Friday, October 18, 2013

Sciam problem reaches critical mass

I recently wrote a post called "Trial by Blog Post," in which I denounced what I thought (and still think) to be irresponsible handling of an accusation of sexual misconduct. Now, there is a different set of accusations against a different person (albeit again a person with a connection to my former part-time employer Scientific American): Bora Zivkovic, editor of Sciam's blog network. I never met him though I did exchange a couple of emails with him in my capacity as copy editor/fact checker. These accusations--again, set of accusations--are different from what I discussed earlier in that they come from women who have given their names and details of what happened. They also give the lie to Zivkovic's initial response (after the first accusation of sexual harassment) that it was true but a "singular, regrettable" episode unlike anything he'd done before or since. There should at this point be a strong presumption that he is not fit for the position he has held at Sciam.

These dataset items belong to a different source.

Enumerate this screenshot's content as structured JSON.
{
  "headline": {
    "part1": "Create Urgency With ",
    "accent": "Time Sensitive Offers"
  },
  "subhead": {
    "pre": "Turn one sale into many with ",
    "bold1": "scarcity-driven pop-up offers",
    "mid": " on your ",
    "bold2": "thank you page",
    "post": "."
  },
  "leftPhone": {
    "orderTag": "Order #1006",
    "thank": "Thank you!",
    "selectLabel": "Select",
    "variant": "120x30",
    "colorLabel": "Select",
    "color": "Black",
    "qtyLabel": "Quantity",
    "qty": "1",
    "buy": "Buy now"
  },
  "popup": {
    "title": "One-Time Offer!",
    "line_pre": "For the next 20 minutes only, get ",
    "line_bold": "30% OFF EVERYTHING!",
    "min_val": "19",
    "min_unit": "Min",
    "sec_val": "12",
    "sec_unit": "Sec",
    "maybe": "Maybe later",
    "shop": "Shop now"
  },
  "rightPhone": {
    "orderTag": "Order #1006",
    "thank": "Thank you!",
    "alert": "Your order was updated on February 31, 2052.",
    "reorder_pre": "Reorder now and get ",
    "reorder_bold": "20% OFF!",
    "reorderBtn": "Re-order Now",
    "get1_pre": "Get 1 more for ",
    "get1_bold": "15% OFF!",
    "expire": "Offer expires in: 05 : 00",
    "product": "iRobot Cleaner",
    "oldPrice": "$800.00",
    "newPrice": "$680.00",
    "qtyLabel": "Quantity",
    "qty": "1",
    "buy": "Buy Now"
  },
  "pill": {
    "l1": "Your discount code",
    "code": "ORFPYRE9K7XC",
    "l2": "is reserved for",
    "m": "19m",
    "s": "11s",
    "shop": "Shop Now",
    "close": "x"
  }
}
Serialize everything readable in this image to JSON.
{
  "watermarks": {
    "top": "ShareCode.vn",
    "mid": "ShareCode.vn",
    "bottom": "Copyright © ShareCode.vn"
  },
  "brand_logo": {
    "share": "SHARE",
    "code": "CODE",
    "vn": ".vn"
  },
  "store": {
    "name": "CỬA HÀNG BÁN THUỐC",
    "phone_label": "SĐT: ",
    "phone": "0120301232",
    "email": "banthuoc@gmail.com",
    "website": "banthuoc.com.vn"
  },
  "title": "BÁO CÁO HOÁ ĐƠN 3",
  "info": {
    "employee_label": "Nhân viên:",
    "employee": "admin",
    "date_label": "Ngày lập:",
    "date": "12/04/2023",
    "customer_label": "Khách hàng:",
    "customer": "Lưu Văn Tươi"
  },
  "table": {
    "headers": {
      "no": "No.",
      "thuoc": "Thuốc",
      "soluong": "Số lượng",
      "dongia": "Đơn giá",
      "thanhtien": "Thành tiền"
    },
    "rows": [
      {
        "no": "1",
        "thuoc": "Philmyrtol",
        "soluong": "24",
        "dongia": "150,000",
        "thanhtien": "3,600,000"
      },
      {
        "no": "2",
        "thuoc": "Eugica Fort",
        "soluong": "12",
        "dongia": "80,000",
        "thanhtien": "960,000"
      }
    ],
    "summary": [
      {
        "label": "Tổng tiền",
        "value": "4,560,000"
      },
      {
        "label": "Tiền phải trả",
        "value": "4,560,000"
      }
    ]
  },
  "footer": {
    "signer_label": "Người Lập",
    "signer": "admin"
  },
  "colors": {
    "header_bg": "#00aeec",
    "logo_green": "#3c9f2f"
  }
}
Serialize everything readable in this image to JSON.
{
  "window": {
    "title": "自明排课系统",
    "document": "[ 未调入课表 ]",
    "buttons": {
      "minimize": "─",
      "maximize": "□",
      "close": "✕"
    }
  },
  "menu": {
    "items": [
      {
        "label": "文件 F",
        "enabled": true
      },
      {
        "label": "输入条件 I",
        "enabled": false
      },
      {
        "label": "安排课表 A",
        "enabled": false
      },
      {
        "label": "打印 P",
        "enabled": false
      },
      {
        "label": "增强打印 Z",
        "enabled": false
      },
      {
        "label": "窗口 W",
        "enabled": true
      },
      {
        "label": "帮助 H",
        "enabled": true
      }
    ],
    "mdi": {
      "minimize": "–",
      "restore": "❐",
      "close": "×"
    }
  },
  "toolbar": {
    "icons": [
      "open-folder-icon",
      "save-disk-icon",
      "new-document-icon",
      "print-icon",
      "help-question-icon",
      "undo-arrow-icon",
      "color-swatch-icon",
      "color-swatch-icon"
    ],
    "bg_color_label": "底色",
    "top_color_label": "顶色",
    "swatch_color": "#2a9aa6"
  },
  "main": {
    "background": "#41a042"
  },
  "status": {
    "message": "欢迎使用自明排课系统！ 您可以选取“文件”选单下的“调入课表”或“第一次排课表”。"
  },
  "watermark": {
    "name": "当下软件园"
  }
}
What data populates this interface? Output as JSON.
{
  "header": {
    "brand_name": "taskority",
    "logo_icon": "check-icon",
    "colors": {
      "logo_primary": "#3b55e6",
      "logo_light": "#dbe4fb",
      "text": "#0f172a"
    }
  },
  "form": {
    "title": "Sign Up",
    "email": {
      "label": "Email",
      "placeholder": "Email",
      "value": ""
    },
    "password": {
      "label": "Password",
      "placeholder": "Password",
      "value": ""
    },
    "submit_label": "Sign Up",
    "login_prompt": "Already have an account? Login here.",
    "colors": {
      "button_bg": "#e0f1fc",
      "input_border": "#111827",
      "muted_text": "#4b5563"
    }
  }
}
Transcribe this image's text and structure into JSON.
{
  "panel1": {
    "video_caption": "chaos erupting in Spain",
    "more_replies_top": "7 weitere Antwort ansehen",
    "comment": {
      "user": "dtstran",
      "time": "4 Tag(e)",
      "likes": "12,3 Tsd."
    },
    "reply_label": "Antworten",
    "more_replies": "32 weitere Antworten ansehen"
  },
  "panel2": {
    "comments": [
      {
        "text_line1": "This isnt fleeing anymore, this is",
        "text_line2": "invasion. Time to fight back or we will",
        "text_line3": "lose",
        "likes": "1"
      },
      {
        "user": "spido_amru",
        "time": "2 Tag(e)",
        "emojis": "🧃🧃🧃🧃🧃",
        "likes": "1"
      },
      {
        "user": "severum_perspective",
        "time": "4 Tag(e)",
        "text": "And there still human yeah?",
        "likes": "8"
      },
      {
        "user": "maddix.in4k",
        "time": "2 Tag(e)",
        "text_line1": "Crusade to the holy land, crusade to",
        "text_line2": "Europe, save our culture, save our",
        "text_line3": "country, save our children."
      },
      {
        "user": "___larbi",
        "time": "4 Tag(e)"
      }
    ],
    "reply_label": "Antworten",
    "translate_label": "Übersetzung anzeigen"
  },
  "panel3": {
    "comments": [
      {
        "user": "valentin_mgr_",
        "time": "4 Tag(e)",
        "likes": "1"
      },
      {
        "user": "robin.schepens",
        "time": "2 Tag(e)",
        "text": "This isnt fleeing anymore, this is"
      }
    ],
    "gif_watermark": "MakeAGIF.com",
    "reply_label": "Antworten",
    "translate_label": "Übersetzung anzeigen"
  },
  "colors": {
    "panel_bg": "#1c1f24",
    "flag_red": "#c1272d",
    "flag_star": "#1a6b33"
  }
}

UPDATE 4:11 PM: The announcement of his resignation.


amy said...

About "irresponsible handling of allegations of sexual abuse": Ken, how exactly do you propose the allegations be made? Have you any idea what it costs a woman to attempt to do this through legal channels? Apart from years of her life and all her money as she fights a business or institution, rather than the person who actually harassed her: she's likely to lose her job and her career, and spend those years having her personal life, her sexual life, picked through publicly, and defending herself against allegations of being a slut (which, last I checked, isn't actually a crime, but it's what lawyers do to discredit women who've gone legal with harassment charges).

How many women do you think are going to do this? How many do you think can afford it? I deal with sexual harassment at work, too -- as do a great many women -- but am I going to speak up, do something about it? Hell no. I don't have someone else paying my bills, looking after my child.

Get real, man. The fact is that most women cannot afford to report harassment through administrative and legal channels, so it happens, and the men roll merrily along, and other men get to imagine that there are no problems wherever they work. (Or, if they catch wind of something -- the tut-tut, the distancing, the 'she ought to say something then...or maybe she likes it.' And then the change of subject.) Monica and the rest did exactly as they ought. They went where they would be heard, and they were heard, and it was all over in days, not years. No lawyer fees, no investigations into their use of birth control, no nuthin of that sort. Remains to be seen what happens to their careers, because from now on, wherever they go, anytime they talk to men, a little sign will be hanging over them: "She will report you." We'll see how that all goes.

I will also ask you if any of the people who spoke up are responsible for children, and ask you to think about whether that has anything to do with what they could afford to say.

Kenneth Silber said...

My reference to "irresponsible handling" had to do with the specific situation described at my "Trial by Blog Post" item, in which I also described how (in my opinion) that particular situation should have been handled.